Platial, Inc.
- Company type: Private
- Available in: English
- Founded: 2004
- Headquarters: Portland, Oregon, {{{location_country}}}
- Area served: Worldwide
- Founders: Di-Ann Eisnor, Jake Olsen, Jason Wilson
- Key people: Di-Ann Eisnor, cofounder and CEO Jake Olsen, cofounder and CTO Jason Wilson, cofounder and VP of Product
- Industry: Software
- Products: Mapmaker, Mapkit, Slider
- Revenue: Contextual Advertising
- Website: www.platial.com
- Registration: Optional
- Launched: 2004
- Current status: Dead

= Platial =

Former website providing map services

Platial was a collaborative, user generated, cartographic website. It was founded in 2004 by Di-Ann Eisnor, Jake Olsen, and Jason Wilson. Platial, Inc. was headquartered in Portland, Oregon.
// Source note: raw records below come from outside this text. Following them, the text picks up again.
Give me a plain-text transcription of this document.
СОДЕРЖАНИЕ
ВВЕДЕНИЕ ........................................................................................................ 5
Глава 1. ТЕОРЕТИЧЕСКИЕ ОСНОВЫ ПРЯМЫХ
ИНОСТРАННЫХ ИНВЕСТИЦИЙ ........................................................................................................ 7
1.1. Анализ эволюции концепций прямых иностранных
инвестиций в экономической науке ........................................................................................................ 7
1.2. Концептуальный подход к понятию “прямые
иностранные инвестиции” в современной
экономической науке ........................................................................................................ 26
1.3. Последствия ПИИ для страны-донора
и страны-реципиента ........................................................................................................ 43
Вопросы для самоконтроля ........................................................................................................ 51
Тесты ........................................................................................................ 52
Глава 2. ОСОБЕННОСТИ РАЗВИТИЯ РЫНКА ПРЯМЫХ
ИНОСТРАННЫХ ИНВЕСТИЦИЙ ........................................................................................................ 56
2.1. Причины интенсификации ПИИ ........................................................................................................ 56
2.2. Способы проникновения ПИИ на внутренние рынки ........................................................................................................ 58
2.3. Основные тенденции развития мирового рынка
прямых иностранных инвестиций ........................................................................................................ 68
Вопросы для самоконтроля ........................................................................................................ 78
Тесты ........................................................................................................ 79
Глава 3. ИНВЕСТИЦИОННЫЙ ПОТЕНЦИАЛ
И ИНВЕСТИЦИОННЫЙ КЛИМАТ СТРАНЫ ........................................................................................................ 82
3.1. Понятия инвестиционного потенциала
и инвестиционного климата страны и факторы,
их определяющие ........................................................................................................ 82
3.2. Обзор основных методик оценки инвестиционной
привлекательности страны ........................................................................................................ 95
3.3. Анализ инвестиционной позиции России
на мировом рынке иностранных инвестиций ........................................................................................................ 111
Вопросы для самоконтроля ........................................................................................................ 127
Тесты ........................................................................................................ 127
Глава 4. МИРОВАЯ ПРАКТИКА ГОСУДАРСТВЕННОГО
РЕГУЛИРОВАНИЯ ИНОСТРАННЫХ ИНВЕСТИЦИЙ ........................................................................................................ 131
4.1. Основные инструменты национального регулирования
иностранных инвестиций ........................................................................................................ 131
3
Platial was used by hundreds of thousands of people globally to share and associate relevant content with geographic places of interest. Platial claims 25% of the web's map widgets, used on over 10,000 sites.
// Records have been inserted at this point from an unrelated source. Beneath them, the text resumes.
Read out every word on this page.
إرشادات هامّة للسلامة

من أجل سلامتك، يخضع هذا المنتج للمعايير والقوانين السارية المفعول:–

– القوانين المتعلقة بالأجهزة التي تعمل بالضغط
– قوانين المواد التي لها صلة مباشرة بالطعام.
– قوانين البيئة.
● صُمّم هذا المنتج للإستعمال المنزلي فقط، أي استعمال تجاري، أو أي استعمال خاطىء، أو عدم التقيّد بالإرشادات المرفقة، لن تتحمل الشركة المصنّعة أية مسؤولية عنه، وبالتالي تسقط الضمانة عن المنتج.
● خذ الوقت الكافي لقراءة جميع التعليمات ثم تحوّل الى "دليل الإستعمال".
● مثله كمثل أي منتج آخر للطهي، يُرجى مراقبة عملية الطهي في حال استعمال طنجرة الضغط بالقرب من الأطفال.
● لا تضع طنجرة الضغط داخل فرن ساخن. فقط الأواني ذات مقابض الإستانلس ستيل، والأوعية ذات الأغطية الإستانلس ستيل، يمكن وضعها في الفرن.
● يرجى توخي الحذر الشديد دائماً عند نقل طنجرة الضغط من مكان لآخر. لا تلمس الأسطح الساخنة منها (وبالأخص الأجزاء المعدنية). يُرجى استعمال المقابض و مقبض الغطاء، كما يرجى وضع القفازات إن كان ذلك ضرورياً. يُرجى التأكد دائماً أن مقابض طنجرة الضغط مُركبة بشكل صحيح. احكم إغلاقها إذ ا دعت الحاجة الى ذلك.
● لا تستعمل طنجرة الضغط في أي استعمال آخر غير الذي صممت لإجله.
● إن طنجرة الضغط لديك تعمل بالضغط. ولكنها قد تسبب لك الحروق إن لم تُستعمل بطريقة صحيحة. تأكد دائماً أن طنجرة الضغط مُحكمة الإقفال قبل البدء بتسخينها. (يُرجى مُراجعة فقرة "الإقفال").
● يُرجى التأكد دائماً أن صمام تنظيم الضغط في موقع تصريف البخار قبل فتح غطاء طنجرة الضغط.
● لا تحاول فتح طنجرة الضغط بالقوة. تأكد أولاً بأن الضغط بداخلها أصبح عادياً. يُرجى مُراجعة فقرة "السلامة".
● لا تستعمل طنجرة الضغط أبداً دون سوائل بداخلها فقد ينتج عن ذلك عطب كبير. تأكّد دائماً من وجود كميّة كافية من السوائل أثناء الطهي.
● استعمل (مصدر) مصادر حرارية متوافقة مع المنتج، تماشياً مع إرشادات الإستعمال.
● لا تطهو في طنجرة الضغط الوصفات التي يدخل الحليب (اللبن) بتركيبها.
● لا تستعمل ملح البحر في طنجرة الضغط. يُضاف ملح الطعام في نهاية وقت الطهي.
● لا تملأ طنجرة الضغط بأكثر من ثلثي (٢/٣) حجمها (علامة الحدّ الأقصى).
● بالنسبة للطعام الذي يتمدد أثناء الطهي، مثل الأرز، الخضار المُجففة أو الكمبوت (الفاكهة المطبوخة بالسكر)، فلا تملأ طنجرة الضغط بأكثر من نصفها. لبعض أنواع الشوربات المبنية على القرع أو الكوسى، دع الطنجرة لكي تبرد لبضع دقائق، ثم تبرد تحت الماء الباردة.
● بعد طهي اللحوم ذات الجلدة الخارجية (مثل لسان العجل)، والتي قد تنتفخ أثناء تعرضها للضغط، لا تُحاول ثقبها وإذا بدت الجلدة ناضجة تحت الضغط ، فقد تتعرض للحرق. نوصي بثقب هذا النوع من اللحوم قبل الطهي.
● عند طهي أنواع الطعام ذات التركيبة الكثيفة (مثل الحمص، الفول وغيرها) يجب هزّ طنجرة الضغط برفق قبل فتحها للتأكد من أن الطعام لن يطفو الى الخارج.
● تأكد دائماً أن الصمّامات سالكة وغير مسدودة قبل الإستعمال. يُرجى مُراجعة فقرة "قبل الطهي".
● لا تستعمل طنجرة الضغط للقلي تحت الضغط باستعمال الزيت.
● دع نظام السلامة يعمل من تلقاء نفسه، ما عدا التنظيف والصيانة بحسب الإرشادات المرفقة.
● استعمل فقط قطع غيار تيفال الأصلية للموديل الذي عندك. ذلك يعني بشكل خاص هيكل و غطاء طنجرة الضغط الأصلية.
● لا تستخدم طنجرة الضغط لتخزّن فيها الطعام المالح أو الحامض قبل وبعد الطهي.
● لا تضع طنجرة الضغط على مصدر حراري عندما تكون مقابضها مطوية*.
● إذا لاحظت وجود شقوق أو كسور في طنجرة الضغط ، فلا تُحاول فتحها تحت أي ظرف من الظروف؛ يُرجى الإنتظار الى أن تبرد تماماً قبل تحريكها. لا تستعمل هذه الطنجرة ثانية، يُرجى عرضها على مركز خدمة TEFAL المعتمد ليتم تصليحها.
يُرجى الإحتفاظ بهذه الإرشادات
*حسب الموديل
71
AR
On October 18, 2007, Platial acquired Frappr!, another social mapping website, increasing its total user-generated locations to more than 100 million.

On February 27, 2010 Platial announced that the service would be closing down within a few days.

In the Geographic Information Science literature, the concept of 'platial' refers to place-based studies in parallel with the use of 'spatial' for space-based (coordinate-system oriented) studies.